Vernacular architecture

From Academic Kids

Vernacular architecture is a term from academic architecture to categorize structures built outside of academic tradition. The definition can include a wide variety of domestic and agricultural buildings, industrial buildings, commercial structures, etc. The distinguishing feature of traditional vernacular is that design and construction are often done simultaneously, onsite, by the same people. At least some of those who eventually use the building are often involved in its construction or at least have direct input in its form. Vernacular building shapes, floorplans, materials, construction techniques, and other characteristics are often generated from centuries-old local patterns. These patterns are continually changing, but do so slowly. The new houses built from old patterns physically manifest, and then perpetuate, cultural norms and accumulated building craft. Vernacular buildings have been praised by many writers for their sophisticated adaptation to their environment and users' needs.

Vernacular buildings have made up a large portion of the built environment throughout human history because the profession of architect is a relatively new invention, because academic architecture has tended towards a narrow range of acceptable styles and forms, and because even today architects are involved in only a small percentage of built structures.

Once seen as obsolete, vernacular architecture is now the subject of serious academic study, and is increasingly considered a potential component of sustainable development for its quality of adaptation to the local environment. An early work was Bernard Rudofsky's 1964 book "Architecture Without Architects: a short introduction to non-pedigreed architecture", based on his MOMA exhibition. The book was a gentle reminder of the legitimacy and "hard-won knowledge" inherent in vernacular buildings, from Polish salt-caves to gigantic Syrian water wheels to Moroccan desert fortresses, although it was considered iconoclastic at the time. The most comprehensive work is the "Encyclopedia of Vernacular Architecture of the World" published in 1997 by Paul Oliver of the Oxford Institute for Sustainable Development. Oliver has argued that vernacular architecture will be necessary in the future to "ensure sustainability in both cultural and economic terms beyond the short term." Christopher Alexander attempted to identify adaptive features of traditional architecture that apply across cultures in his book A Pattern Language. Howard Davis's book The Culture of Building details the culture that enabled several vernacular traditions.
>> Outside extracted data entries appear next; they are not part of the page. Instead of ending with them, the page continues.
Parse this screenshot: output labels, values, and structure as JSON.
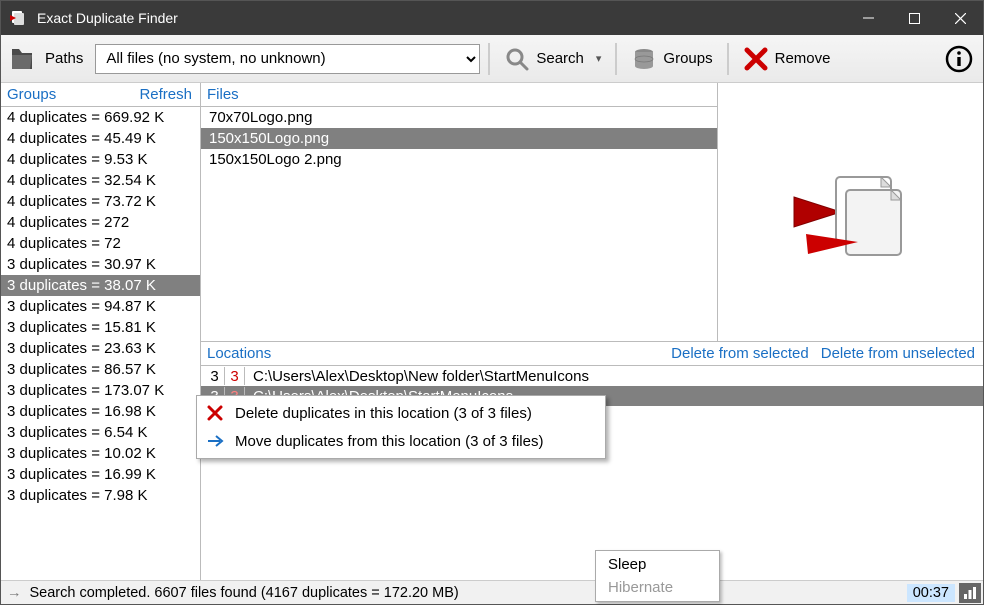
{
  "titlebar": {
    "title": "Exact Duplicate Finder"
  },
  "toolbar": {
    "paths_label": "Paths",
    "filter_selected": "All files (no system, no unknown)",
    "search_label": "Search",
    "groups_label": "Groups",
    "remove_label": "Remove"
  },
  "groups": {
    "header": "Groups",
    "refresh_label": "Refresh",
    "selected_index": 8,
    "items": [
      "4 duplicates = 669.92 K",
      "4 duplicates = 45.49 K",
      "4 duplicates = 9.53 K",
      "4 duplicates = 32.54 K",
      "4 duplicates = 73.72 K",
      "4 duplicates = 272",
      "4 duplicates = 72",
      "3 duplicates = 30.97 K",
      "3 duplicates = 38.07 K",
      "3 duplicates = 94.87 K",
      "3 duplicates = 15.81 K",
      "3 duplicates = 23.63 K",
      "3 duplicates = 86.57 K",
      "3 duplicates = 173.07 K",
      "3 duplicates = 16.98 K",
      "3 duplicates = 6.54 K",
      "3 duplicates = 10.02 K",
      "3 duplicates = 16.99 K",
      "3 duplicates = 7.98 K"
    ]
  },
  "files": {
    "header": "Files",
    "selected_index": 1,
    "items": [
      "70x70Logo.png",
      "150x150Logo.png",
      "150x150Logo 2.png"
    ]
  },
  "locations": {
    "header": "Locations",
    "delete_selected_label": "Delete from selected",
    "delete_unselected_label": "Delete from unselected",
    "selected_index": 1,
    "rows": [
      {
        "total": "3",
        "dup": "3",
        "path": "C:\\Users\\Alex\\Desktop\\New folder\\StartMenuIcons"
      },
      {
        "total": "3",
        "dup": "3",
        "path": "C:\\Users\\Alex\\Desktop\\StartMenuIcons"
      }
    ],
    "context_menu": {
      "delete_label": "Delete duplicates in this location (3 of 3 files)",
      "move_label": "Move duplicates from this location (3 of 3 files)"
    }
  },
  "sleep_menu": {
    "sleep_label": "Sleep",
    "hibernate_label": "Hibernate"
  },
  "status": {
    "text": "Search completed. 6607 files found (4167 duplicates = 172.20 MB)",
    "time": "00:37"
  }
}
Some extend the term to include any architecture outside the academic mainstream. The term "commercial vernacular", popularized in the late 1960s by the publication of Robert Venturi's "Learning from Las Vegas", refers to 20th century American suburban tract and commercial architecture. Unlike traditional vernacular, however, the design and construction of these types of buildings is remote from their eventual users, and they do not represent long cultural traditions; those who study traditional vernacular architecture hold that these characteristics define a more useful and fundamental partition of architecture into vernacular and non-vernacular than whether or not a kind of architecture is accepted within academia.